The Story Of Pizza

Pizza is a staple food, so basic in goes back to Neolithic era, long before the Latin word showed up, even longer before the Italian coined it as their own. The idea of flat bread topped with “stuff” to make it taste nicer is exactly as old as it sounds, it predates the oven and is prolific through the fertile crescent and into Europe and northern Africa.

Where Pizza started and how it got to modern times?

In the 6th century its recorded that Persian soldiers made a version of pizza, using dates and cheese, on their shields when they were out on quests, as well as it is a common food among the nomadic tribes of the middle east where it was first baked on an inverted metal pan called “saj” and later in a built clay oven called “taboon”, it is unclear when the food traveled to what is now the Italian regions, but the first use of the word “pizza” is recorded in Latin in the 10th century under the Byzantine empire, probably as sister-word for the Greek “pitta”, meaning flat bread” which is still in use today.

What we consider today as pizza was made, as the story goes, for queen Margherita, by a napolitana pizzaiolo in 1889, he offered her three variations of the meal, and her favorite had the Italian colors on it; red as the tomato sauce, white is the mozzarella and green was the basil. From that point onwards pizza was a thing, so much of a thing that it is now a registered UNESCO preparation ordeal.

The Beauty of Italian cuisine through pizza

This food, this basic ingredient, and their variations, symbolize something very basic in the Italian cuisine, its ability to be simple, by only using a few ingredients, yet complex because those ingredients are well prepared and take time and process to mature. It was the French who created modern cooking, building brigades and putting order into the chaos that was early cooking, but it was the Italian way that conquered modern cooking, by paying attention to the ingredients long before they are to be used. By taking the complexity that time gives to produce and combining it simply and elegantly. We can look at the margherita pizza to understand.

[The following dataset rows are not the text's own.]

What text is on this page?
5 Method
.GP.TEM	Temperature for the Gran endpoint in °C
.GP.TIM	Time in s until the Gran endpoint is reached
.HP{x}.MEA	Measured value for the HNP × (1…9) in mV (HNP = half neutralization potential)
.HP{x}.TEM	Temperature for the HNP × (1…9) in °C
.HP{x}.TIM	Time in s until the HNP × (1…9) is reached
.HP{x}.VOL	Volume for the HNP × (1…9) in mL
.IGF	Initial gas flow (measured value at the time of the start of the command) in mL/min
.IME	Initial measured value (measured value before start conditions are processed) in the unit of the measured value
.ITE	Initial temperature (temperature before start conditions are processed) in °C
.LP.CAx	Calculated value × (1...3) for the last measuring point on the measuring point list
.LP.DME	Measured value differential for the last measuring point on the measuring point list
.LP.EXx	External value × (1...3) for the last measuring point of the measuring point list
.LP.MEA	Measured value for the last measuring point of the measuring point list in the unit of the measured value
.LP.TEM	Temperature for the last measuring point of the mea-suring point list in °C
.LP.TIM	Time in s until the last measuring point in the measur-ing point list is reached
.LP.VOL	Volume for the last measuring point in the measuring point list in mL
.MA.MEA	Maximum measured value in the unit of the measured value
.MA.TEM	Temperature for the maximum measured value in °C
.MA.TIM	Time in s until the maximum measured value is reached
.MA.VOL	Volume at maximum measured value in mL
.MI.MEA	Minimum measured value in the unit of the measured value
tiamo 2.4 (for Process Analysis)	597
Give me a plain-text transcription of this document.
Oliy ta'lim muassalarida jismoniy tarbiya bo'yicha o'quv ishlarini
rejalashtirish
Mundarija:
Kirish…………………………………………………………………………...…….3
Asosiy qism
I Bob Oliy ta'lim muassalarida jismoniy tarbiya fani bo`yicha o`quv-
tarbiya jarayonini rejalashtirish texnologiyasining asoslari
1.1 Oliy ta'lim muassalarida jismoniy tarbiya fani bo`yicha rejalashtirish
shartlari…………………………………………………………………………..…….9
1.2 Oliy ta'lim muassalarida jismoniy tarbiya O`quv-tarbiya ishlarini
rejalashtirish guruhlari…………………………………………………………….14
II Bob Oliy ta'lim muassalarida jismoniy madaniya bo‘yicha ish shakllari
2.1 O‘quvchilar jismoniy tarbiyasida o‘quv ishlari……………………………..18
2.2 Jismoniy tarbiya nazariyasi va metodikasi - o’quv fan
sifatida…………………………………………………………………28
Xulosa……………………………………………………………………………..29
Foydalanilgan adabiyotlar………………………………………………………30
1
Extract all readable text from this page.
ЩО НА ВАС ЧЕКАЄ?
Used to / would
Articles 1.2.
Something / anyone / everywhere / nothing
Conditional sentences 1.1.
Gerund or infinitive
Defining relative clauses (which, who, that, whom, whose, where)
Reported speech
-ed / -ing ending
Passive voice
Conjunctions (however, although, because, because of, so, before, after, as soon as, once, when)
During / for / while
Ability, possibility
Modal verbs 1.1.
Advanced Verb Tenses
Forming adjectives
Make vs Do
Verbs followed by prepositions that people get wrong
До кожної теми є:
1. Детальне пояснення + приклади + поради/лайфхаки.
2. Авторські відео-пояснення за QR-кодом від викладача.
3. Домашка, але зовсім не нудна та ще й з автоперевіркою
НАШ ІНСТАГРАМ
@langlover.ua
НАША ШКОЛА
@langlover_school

The dough- thought of in advanced, prepared in a specific way and given a day to mature and develop flavour, this blank canvas is what the painting would be drawn on, and like a canvas, it needs to be done in a certain way, certain thread count, certain fold and elasticity, it is the texture on which everything rests.

The sauce- picked older tomatoes, those that are sweeter and about to spoil, are cooked to maximize their flavour, than reduced to allow them to intensify, bottled up and set to rest for a future that awaits.

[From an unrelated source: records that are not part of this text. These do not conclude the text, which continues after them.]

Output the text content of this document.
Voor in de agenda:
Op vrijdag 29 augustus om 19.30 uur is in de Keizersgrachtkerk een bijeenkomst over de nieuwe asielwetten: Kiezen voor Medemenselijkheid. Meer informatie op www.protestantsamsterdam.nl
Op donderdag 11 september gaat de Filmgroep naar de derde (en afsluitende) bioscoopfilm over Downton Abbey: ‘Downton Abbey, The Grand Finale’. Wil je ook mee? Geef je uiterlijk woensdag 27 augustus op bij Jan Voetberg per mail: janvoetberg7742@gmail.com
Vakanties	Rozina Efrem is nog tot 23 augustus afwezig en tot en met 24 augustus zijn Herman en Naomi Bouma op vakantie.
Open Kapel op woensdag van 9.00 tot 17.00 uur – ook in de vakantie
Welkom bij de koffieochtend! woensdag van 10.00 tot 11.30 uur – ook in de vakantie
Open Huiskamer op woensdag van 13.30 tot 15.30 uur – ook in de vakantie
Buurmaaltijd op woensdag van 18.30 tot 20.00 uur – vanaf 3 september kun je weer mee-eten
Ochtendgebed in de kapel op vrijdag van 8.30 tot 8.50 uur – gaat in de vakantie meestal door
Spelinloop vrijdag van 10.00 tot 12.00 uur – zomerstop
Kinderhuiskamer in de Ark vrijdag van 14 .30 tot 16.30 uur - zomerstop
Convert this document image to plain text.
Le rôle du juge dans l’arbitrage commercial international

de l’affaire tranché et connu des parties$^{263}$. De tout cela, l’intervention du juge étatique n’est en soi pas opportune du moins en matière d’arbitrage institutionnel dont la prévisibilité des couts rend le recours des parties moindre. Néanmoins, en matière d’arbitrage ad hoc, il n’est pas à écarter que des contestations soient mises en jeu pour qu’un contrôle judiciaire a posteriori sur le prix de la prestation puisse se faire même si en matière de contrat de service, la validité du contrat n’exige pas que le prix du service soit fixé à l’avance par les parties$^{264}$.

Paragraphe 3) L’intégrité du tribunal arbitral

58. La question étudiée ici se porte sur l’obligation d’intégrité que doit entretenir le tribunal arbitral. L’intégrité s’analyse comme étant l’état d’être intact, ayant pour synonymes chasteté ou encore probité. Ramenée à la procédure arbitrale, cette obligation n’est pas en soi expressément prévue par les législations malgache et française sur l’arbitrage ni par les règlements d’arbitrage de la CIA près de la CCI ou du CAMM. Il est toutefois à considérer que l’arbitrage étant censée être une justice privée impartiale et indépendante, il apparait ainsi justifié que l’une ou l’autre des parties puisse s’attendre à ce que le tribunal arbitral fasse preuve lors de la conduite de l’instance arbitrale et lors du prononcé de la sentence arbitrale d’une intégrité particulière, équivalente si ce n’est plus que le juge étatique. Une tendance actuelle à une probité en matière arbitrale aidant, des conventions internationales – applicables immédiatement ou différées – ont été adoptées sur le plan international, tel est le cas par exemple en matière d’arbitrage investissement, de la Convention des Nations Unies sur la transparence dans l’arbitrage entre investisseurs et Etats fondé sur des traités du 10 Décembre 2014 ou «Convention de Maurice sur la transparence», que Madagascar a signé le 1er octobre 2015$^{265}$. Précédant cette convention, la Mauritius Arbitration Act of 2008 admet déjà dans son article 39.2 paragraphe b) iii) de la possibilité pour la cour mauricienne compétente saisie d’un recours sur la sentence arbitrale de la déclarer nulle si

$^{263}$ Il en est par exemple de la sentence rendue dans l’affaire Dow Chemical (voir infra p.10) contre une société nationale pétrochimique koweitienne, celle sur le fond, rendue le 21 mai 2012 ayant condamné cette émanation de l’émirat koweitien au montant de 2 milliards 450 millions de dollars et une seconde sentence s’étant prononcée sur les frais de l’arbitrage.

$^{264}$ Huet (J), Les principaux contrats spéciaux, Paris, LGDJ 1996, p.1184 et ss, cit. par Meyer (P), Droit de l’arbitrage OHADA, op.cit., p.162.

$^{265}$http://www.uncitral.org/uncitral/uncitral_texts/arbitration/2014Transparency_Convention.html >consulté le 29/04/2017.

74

Mozzarella- if it is fresca or buffalo, the mozzarella gives the contrast to the dough, if the dough is crispy than the cheese is soft and melty. It will take a few days to make it, from curding the milk to resting and shaping it.

Basil- just from the garden, put on top, without being too smart with pesto and other variation, the basil binds everything, it is the freshness to the maturity of the other ingredients, it is the sweetness to the acidity of the sauce, it is color and fragrant, so small, yet so much of it is there.

And that is pizza, it takes a week to prepare, but only 2-3 minutes to cook for your guests. The contrast of textures between the crust of the dough and the stringiness of the cheese, the contrast of flavors between the sour of the sauce and the sweetness of basil. The contrast of long preparation of ingredients and the instant moment it takes to actually make a pizza. It is Italian cuisine at its simplest form, the play on timely and rapid, the balancing of textures and flavours using just a few, well thought, ingredients.

We try and bring that forward, in modern Australia a pizza took a different turn, as it kept evolving further into more complex and regional way, but I believe that as long as it could be remembered where it came from, the concept of what made it so popular would live on.